I made a mistake in saying "loss of the suspend machine stage in S3",
please allow me to correct it. Because the original program only
recognized the "CPU up" action on the arm64 platform, in output.html,
"CPU up" was classified as the "suspend machine" stage.

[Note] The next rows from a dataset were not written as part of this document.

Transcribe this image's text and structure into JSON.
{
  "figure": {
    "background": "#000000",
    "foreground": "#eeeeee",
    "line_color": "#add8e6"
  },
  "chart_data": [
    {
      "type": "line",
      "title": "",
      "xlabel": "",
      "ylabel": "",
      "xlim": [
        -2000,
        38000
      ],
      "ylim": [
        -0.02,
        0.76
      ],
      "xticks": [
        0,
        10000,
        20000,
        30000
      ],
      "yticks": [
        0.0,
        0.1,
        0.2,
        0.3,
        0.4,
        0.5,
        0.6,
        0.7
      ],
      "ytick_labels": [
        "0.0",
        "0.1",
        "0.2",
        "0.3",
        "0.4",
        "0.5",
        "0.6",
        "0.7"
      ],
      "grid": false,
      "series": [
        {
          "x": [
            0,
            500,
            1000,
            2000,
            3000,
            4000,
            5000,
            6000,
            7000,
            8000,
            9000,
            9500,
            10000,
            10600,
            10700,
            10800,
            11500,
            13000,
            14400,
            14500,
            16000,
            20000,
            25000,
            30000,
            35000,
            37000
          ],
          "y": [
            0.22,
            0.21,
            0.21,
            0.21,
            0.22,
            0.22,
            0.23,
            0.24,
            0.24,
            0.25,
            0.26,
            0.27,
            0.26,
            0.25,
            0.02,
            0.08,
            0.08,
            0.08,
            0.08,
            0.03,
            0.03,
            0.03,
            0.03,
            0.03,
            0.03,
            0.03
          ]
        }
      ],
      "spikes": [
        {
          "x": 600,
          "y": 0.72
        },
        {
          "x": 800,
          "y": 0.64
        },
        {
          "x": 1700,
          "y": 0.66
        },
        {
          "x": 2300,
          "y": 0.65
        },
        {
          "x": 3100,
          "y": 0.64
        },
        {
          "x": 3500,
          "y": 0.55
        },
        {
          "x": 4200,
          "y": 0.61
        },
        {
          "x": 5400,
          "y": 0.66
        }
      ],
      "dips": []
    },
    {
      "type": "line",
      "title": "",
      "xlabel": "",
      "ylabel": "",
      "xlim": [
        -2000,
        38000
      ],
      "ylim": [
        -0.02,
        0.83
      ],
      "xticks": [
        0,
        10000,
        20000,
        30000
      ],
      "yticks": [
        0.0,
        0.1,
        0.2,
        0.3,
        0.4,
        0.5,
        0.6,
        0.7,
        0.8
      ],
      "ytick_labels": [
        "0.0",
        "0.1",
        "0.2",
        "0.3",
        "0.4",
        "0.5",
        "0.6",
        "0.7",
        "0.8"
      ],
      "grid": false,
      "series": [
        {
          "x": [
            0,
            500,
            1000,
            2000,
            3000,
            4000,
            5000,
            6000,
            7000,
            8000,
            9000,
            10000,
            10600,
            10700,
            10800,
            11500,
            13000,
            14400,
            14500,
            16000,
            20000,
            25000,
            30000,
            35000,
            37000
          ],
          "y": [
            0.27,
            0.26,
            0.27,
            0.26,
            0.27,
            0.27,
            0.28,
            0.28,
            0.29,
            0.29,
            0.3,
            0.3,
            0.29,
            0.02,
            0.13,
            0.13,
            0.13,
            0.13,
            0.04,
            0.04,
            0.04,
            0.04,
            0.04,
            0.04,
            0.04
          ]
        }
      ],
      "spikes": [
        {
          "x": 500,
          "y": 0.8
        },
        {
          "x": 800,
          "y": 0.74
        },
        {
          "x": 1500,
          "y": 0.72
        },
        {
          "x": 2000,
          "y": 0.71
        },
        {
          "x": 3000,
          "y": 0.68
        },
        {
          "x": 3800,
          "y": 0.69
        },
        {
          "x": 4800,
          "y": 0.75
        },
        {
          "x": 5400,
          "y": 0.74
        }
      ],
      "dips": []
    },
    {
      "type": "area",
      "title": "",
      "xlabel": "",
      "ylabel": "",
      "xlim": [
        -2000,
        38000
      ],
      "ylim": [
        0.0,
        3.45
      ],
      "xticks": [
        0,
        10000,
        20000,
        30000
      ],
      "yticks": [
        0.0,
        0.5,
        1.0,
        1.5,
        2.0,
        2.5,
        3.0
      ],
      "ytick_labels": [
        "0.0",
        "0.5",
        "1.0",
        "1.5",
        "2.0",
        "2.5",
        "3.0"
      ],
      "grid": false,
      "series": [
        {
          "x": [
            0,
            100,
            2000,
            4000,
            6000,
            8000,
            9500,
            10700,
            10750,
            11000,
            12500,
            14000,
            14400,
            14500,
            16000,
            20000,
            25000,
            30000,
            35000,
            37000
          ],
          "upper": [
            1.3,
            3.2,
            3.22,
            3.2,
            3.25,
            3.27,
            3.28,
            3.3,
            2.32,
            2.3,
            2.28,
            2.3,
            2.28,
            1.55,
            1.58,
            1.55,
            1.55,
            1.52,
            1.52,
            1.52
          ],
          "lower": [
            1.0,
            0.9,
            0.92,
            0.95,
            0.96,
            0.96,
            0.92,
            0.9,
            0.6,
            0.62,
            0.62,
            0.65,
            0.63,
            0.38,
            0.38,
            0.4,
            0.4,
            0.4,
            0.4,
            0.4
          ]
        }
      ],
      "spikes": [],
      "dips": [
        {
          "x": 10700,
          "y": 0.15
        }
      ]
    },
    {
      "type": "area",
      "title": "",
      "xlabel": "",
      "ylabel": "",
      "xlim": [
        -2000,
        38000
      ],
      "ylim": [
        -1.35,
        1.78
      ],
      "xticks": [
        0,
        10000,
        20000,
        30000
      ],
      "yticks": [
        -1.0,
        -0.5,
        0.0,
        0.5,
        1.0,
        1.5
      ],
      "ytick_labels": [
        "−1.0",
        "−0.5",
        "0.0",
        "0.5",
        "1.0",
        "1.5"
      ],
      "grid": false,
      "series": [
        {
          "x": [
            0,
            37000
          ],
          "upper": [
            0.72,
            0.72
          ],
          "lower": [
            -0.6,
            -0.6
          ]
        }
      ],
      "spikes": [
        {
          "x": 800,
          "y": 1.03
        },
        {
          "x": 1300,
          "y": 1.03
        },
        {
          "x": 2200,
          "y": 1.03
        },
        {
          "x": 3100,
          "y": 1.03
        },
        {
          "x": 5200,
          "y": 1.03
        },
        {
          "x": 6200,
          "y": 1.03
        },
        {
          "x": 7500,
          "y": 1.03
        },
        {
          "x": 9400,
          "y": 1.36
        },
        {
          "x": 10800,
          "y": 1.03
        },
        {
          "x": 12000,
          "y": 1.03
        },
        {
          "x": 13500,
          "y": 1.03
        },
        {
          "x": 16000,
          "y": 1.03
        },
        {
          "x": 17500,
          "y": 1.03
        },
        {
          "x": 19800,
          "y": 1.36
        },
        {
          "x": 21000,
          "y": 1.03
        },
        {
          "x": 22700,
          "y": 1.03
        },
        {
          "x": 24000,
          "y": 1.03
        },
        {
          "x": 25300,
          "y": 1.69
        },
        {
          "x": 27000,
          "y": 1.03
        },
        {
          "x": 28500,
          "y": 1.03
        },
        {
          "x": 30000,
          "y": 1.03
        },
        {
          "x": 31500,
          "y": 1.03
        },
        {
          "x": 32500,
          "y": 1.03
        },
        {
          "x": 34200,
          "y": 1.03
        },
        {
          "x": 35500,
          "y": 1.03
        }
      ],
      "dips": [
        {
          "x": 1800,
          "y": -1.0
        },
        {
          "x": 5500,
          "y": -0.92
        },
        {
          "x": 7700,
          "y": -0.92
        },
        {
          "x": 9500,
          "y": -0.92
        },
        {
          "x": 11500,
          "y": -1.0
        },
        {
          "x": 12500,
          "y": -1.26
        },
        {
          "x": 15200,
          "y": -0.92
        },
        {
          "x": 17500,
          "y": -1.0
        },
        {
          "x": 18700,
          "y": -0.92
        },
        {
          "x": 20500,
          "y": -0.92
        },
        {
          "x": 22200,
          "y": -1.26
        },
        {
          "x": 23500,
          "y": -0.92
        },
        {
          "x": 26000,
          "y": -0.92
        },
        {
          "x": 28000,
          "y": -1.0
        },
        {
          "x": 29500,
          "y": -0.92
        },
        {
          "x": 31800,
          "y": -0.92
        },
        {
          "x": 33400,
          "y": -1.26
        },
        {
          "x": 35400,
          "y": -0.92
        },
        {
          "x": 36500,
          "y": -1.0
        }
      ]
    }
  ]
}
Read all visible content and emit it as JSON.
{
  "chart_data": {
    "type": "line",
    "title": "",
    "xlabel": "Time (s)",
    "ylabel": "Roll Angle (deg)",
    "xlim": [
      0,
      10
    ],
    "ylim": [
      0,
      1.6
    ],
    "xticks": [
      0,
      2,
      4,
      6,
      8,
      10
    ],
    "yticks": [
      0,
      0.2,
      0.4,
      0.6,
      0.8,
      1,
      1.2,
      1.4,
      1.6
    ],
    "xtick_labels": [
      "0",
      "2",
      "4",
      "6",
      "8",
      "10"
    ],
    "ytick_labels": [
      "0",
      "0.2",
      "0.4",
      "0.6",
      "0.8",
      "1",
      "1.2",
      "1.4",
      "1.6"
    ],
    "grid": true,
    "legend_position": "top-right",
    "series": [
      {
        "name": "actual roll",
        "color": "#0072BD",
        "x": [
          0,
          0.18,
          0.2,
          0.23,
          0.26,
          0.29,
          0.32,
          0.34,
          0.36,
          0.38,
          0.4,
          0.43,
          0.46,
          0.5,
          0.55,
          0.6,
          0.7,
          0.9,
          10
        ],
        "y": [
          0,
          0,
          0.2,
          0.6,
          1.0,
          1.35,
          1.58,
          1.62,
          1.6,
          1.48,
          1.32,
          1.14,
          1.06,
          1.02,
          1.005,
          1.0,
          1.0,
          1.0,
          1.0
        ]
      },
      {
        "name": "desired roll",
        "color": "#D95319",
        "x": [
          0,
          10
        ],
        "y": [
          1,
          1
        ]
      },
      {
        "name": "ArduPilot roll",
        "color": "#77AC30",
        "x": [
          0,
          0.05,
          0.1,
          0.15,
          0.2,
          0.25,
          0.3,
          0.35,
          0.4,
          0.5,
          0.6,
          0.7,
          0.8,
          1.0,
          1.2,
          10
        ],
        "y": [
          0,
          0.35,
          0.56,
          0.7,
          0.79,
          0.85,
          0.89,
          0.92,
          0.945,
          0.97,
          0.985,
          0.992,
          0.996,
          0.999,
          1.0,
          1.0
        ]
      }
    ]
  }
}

Adding this code
can put "CPU killed" and "CPU up" in the correct position.

>
>> Here I added core code to fix this issue.
>>
>> Signed-off-by: Xueqin Luo <[email protected]>
>> ---
>> tools/power/pm-graph/sleepgraph.py | 5 ++++-
>> 1 file changed, 4 insertions(+), 1 deletion(-)
>>
>> diff --git a/tools/power/pm-graph/sleepgraph.py b/tools/power/pm-graph/sleepgraph.py
>> index 82c09cd25cc2..d816970b0a3d 100755
>> --- a/tools/power/pm-graph/sleepgraph.py
>> +++ b/tools/power/pm-graph/sleepgraph.py
>> @@ -4132,9 +4132,12 @@ def parseKernelLog(data):
>> elif(re.match('Enabling non-boot CPUs .*', msg)):
>> # start of first cpu resume
>> cpu_start = ktime
>> - elif(re.match('smpboot: CPU (?P<cpu>[0-9]*) is now offline', msg)):
>> + elif(re.match('smpboot: CPU (?P<cpu>[0-9]*) is now offline', msg)) \
>> + or re.match('psci: CPU(?P<cpu>[0-9]*) killed.*', msg)):
>> # end of a cpu suspend, start of the next
>> m = re.match('smpboot: CPU (?P<cpu>[0-9]*) is now offline', msg)
>> + if(not m):
>> + m = re.match('psci: CPU(?P<cpu>[0-9]*) killed.*', msg)
>> cpu = 'CPU'+m.group('cpu')
>> if(cpu not in actions):
>> actions[cpu] = []
>> --
>
> The changes look reasonable to me, though.
>
> Todd, any comments?


2023-03-07 12:55:24

by Rafael J. Wysocki

[permalink] [raw]
Subject: Re: [PATCH -next] PM: tools: add "CPU killed" timeline on arm64 platform

On Mon, Feb 27, 2023 at 3:27 AM luoxueqin <[email protected]> wrote:
>
> 在 2023/2/24 02:11, Rafael J. Wysocki 写道:
> > On Thu, Feb 23, 2023 at 5:46 AM Xueqin Luo <[email protected]> wrote:
> >>
> >> On the arm64 platform, the core log of cpu offline is as follows:
> >
> > Please spell CPU in capitals.
>
> Thanks for pointing out my mistake.
>
> >
> >> [ 100.431501] CPU1: shutdown
> >> [ 100.454820] psci: CPU1 killed (polled 20 ms)
> >> [ 100.459266] CPU2: shutdown
> >> [ 100.482575] psci: CPU2 killed (polled 20 ms)
> >> [ 100.486057] CPU3: shutdown
> >> [ 100.513974] psci: CPU3 killed (polled 28 ms)
> >> [ 100.518068] CPU4: shutdown
> >> [ 100.541481] psci: CPU4 killed (polled 24 ms)
> >>
> >> 'smpboot: CPU (?P<cpu>[0-9]*) is now offline' cannot be applied
> >> to the arm64 platform, which caused the loss of the suspend
> >> machine stage in S3.
> >
> > I'm not exactly sure what you mean by "loss of the suspend machine stage in S3".
>
> I made a mistake in saying "loss of the suspend machine stage in S3",
> please allow me to correct it. Because the original program only
> recognized the "CPU up" action on the arm64 platform, in output.html,
> "CPU up" was classified as the "suspend machine" stage. Adding this code
> can put "CPU killed" and "CPU up" in the correct position.

It is still somewhat unclear to be honest.

What does "the original program" above mean? sleepgraph.py before the patch?

And IIUC the goal of the patch is to prevent sleepgraph from
mistakenly treating the "CPU up" message as part of the suspend flow
(because it should be regarded as part of the resume flow).

If my understanding above is correct, please update the patch
changelog accordingly and resubmit the patch.